Ce n’est donc que si le projet revêt une importance particulière qu’il présente une raison impérative d’intérêt public majeur et qu’il est alors possible de déroger à l’interdiction d’atteinte aux espèces protégées. Il ressort de l’ordonnance que le juge opère une mise en balance se rapprochant sensiblement d’un bilan des avantages/inconvénients du projet autorisé par l’arrêté litigieux, au regard de plusieurs types de critères (économique, environnemental, etc.).
La doctrine avait plutôt jusqu’ici exclu le contrôle de proportionnalité pour qualifier l’analyse qui doit être menée : « Au regard de l’impératif de préservation des espèces protégées, le contrôle de la qualification de la « raison impérative d’intérêt public majeur » va bien sûr au-delà d’un contrôle restreint. Il ne se limite pas à l’absence d’erreur manifeste d’appréciation et dépasse sans doute le contrôle normal. Il n’est pas certain pour autant que le juge exerce un contrôle du bilan ou de la proportionnalité (bien que le terme de « mise en balance » employé récemment par le Conseil d’État puisse y faire penser) . » (F. BENECH, « Grands projets et raison impérative d’intérêt public majeur », AJCT 2021, p. 305).
En l’espèce, à l’issue de son raisonnement, le juge constate l’absence de raison impérative d’intérêt public majeur justifiant le projet, absence de nature à faire naître un doute sérieux quant à la légalité de son autorisation. Le juge retient la faible importance du projet eu égard au nombre d’emplois qu’il va générer et à la possibilité de couvrir les besoins locaux en granulats dans le secteur de l’Oisans grâce aux carrières existantes situées à proximité ou à d’autres gisements figurant au schéma régional des carrières Auvergne Rhône-Alpes.
La décision autorisant le renouvellement et l’extension de l’exploitation de cette carrière de roche massive aux Deux-Alpes, portant dérogation à l’interdiction d’atteinte aux espèces protégées est ainsi suspendue par le juge des référés dans l’attente d’une décision au fond.

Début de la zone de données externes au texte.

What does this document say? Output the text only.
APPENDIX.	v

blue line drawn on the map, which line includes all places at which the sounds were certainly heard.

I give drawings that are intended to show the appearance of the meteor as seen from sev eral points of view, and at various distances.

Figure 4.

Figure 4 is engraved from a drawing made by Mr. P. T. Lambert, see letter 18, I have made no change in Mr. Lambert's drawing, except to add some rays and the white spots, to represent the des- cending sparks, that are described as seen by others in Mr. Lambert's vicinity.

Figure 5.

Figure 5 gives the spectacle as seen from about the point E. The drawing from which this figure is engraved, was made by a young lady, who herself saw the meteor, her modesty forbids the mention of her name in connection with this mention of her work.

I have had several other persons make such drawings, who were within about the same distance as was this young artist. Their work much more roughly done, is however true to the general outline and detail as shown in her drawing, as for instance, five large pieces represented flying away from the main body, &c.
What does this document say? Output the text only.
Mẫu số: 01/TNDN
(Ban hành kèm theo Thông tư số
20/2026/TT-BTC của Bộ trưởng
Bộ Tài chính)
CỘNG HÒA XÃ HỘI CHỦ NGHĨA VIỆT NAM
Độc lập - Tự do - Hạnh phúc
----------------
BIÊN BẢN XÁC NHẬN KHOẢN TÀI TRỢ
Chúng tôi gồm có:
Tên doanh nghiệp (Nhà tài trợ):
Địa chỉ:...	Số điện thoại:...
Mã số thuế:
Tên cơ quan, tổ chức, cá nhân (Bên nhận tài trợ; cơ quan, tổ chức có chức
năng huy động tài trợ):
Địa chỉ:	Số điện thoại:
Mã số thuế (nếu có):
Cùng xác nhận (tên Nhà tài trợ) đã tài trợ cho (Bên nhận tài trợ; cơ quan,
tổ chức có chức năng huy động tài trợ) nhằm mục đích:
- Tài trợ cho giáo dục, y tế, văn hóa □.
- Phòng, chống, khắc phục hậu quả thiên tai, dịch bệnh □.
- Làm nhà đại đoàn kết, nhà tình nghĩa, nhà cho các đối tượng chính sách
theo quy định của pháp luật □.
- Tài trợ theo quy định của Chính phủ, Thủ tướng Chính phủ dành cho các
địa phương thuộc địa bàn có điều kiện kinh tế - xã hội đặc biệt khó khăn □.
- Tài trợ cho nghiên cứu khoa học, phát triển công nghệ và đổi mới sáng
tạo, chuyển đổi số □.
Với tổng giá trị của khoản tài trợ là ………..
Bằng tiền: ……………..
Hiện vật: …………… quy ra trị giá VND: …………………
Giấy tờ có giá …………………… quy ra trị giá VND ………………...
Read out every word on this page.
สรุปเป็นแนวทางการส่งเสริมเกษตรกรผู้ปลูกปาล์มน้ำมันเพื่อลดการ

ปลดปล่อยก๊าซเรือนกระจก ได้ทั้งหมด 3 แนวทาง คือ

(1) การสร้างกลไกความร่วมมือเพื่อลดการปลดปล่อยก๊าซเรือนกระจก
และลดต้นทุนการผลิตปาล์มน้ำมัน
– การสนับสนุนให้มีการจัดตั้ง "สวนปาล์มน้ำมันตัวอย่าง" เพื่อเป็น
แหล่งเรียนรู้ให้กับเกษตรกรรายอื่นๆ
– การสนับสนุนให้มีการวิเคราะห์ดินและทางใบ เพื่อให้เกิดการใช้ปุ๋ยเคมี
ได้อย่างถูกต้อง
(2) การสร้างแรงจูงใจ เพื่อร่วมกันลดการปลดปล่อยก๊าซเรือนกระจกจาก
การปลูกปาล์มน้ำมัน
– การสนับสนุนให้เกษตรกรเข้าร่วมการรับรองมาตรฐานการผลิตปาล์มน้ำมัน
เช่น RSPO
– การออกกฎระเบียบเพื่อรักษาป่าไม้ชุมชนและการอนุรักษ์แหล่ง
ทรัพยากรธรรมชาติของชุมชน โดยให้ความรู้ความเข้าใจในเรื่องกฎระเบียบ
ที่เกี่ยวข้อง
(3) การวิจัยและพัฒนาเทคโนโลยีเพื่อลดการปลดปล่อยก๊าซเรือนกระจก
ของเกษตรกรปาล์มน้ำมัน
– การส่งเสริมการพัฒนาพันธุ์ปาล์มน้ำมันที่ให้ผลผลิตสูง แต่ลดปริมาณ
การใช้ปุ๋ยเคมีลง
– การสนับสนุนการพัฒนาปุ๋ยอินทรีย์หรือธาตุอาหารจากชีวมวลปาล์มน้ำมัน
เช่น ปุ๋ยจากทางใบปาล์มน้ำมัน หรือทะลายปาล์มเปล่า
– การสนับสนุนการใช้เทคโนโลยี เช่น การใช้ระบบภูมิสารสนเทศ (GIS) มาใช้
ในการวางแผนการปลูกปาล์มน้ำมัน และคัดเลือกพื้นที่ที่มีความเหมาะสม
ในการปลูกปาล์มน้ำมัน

Cette ordonnance a été perçue comme une victoire pour les associations requérantes et en particulier pour Biodiversité sous nos pieds qui a gagné ici deux batailles devant le juge des référés : celle de l’intérêt à agir et celle de l’absence de raison impérative d’intérêt public majeur.
L’ordonnance est toutefois regrettable sur le point des frais irrépétibles de l’article L. 761-1 du code de justice administrative. L’État est condamné à verser 800 euros à chacune des associations requérantes alors que Biodiversité sous nos pieds avait sollicité une condamnation de l’État à hauteur de 1100 euros et France Nature Environnement à hauteur de 1600 euros, sommes qui correspondent davantage au coût réel de tels recours, quand bien même les associations n’auraient pas bénéficié d’un avocat.